Purdy’s offers a commitment to staff, customers and community that has resonated for 107 years, notes Karen Vogler, manager of the Bay Centre Purdy’s.

Purdy’s offers a commitment to staff, customers and community that has resonated for 107 years, notes Karen Vogler, manager of the Bay Centre Purdy’s.

WOMEN IN BUSINESS -A sweet history of tradition and innovation

Over its 107-year history, Purdy’s has grown from one store on Vancouver’s Robson Street to 62 stores in three provinces

When Karen Vogler was looking to re-join the workforce after staying home to raise her family, Purdy’s Chocolates was a sweet idea.

That was 13 years ago, and after joining Purdy’s as a sales clerk, her experience and the opportunities afforded by the B.C. company led to her current position as store manager of Purdy’s Bay Centre location.

“It’s just a great company,” Vogler says. “It’s a company that treats you with respect and gives you opportunities to succeed.”

Over its 107-year history, Purdy’s has grown from one store on Vancouver’s Robson Street to 62 stores in three provinces.

While the scope of its delicious chocolates and other offerings has also grown over the years, at the root of all Purdy’s products is the company’s founding philosophy and cornerstone recipes.

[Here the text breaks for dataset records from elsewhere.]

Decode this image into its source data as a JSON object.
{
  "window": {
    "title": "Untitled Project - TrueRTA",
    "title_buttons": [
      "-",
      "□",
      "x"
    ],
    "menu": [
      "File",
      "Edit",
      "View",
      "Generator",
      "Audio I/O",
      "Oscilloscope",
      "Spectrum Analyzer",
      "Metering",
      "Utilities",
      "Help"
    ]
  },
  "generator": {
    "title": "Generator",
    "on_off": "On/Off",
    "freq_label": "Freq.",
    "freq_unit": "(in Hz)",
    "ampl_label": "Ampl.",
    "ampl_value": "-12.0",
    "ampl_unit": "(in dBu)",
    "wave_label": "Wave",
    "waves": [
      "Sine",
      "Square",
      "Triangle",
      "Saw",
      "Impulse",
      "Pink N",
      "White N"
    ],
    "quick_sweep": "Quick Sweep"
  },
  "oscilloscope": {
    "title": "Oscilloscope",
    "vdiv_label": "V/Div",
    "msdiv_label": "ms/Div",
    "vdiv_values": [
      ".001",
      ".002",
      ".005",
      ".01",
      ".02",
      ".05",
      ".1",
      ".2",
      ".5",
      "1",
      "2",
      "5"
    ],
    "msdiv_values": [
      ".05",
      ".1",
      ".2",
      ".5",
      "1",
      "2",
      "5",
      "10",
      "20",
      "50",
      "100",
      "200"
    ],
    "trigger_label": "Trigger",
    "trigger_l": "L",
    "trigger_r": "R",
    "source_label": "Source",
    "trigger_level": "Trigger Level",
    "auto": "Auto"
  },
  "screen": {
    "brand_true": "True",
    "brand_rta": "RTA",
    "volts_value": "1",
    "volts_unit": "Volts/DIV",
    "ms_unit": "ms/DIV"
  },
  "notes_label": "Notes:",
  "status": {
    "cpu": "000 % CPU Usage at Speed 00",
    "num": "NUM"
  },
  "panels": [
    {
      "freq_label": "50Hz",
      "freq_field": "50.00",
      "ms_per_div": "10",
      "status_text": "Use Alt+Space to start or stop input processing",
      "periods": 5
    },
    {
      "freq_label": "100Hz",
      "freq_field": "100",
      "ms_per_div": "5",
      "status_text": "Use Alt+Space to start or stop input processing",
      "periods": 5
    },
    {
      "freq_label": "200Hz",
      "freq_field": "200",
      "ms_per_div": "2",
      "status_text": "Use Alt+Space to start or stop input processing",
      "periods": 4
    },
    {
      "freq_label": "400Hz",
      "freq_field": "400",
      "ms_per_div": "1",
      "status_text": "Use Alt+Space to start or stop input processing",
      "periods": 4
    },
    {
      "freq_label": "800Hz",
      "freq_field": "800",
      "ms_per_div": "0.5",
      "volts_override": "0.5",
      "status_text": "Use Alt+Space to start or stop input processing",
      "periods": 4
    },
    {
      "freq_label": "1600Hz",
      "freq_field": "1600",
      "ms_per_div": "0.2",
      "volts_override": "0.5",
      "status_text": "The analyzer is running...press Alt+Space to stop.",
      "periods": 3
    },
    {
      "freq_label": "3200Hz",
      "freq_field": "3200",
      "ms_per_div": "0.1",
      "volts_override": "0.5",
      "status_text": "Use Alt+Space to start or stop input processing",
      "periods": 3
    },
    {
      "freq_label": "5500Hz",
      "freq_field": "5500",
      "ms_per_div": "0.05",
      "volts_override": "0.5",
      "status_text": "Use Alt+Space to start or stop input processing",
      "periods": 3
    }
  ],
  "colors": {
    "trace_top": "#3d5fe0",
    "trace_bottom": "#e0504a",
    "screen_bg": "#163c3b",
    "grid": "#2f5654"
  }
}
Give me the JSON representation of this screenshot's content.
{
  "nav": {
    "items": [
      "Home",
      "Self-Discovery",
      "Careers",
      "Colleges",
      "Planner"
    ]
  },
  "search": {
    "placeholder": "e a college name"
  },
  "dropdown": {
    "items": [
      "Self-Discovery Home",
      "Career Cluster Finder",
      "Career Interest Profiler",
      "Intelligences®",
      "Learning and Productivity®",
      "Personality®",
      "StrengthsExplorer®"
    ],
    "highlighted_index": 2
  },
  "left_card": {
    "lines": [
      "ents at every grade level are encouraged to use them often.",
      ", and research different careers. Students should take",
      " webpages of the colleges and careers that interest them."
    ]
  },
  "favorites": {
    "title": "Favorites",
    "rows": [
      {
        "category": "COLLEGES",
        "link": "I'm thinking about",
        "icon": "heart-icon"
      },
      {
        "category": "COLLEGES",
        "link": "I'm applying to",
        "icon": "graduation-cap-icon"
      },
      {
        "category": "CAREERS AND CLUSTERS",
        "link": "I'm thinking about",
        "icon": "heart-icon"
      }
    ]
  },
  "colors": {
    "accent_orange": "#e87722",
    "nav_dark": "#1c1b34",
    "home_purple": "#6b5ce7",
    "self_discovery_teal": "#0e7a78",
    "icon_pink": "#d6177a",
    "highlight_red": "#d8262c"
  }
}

After moving to Vancouver with a pocketful of recipes, Richard Purdy began by crafting his chocolates by hand from home, but soon built a reputation that required a storefront and more space, including a soda fountain and other necessities of the day.

“It was quite a hub for the city where people would gather and socialize,” Vogler says.

“It’s always been about passion, tradition and the quality of our products,” she notes, recalling how when faced with wartime shortages during the Second World War, Purdy’s elected to buy its own farm rather than sacrifice quality with lesser ingredients.

“A lot of the recipes have stood the test of time, many since 1907 and created by Mr. Purdy himself,” she notes.

That commitment has continued to this day, with ingredients that are fresh, local when available, and always of a quality worthy of the Purdy’s name. “There’s a great pride, right from the CEO to the clerks working in the stores,” Vogler says.

While embracing its history, the company has also been at the forefront of chocolate innovation, she adds, pointing to newcomers like dark chocolate Sweet Georgia Browns, a favourite for many chocolate and caramel fans.

Innovations also come in the way Purdy’s conducts business in the regions in which it buys its cocoa, like the Ivory Coast, where the company has invested in schools, children’s daycamps, vocational training and micro loans, often for the women working in the industry.

In the local community, Purdy’s is committed to offering fundraising support for sports teams, schools and other organizations.

Guests at this week’s Black Press Women in Business gala were treated to a sampling of those flavours in a special chocolate tasting hosted by Purdy’s.

Among the new products is the single-plantation, 72-per-cent dark chocolate from Peru and Ecuador – another innovation that has kept the company a local favourite for more than a century.